Friday, November 04, 2005

The Hitchhiker's Guide to the Salisbury...

When you start exploring the world of frozen foods, TV dinners – call them what you will – one of the first things that you notice is that some entrees seem to take on a life of their own.

It’s the only way to explain why certain meals appear in virtually every brand of frozen food.
Take fried chicken. In one form or another, it’s carried by Swanson, Banquet, Marie Callender’s, Healthy Choice (as “breaded” chicken) and Swanson Hungry-Man product lines. Obviously America is fanatical about its fried chicken. Ditto lasagna. Lasagna, with or without meat sauce or with veggies instead of meat, is served by Amy’s Organics (seven different ways!), Marie Callender’s, Swanson and even Weight Watchers, among others.
But the big winner has got to be the ever-popular Salisbury Steak. With mashed potatoes or roasted potatoes or even grilled onions, Salisbury steak outflanks the competition (yes, that’s a pun). Served by no less than ten different food manufacturers in various combinations, America must have a love affair with the homely hamburger in its Prom dress: gravy.
What is it about Salisbury steak that moves us to eat it in droves? Does it really taste better than other beef dishes? This hardly seems likely. It’s not as if you stumble across a lot of foodie blogs waxing rhapsodic about the lowly Salisbury Steak.

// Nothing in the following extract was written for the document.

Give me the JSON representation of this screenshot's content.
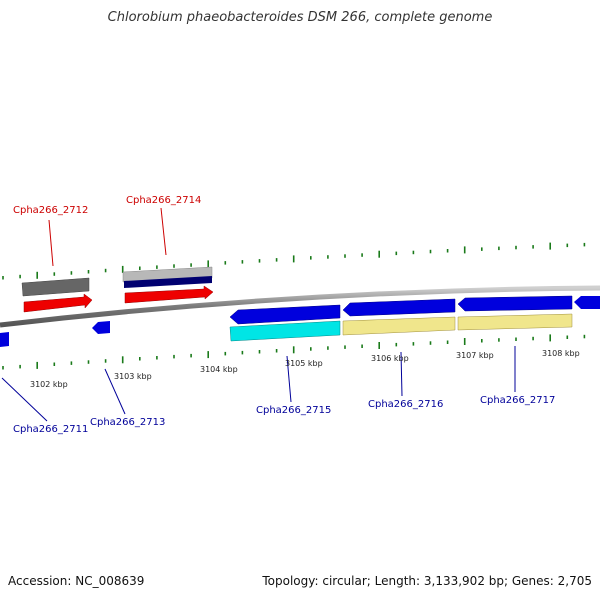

Perhaps it is nothing more than an acquired habit… it would be hard to find an adult in the USA that hasn’t eaten a Salisbury Steak TV dinner as a kid, and for most people, choosing food tends to be “go with what you know.” It’s predictable, is old Salisbury steak. We may not like the potatoes it comes with or we may have a different preference for gravy but when we pick one up at the market, we know what we’re getting.

It’s a known quantity. It may not be fabulous, but it’s not dreadful, either.
Maybe our fascination with Salisbury steak is a “comfort food” decision: a burger with pot roast’s accessories of gravy and mashed potatoes without the hours it takes to produce an actual pot roast.

Of course, there’s the alternate theory… it’s just a good excuse for an adult to eat a burger for dinner.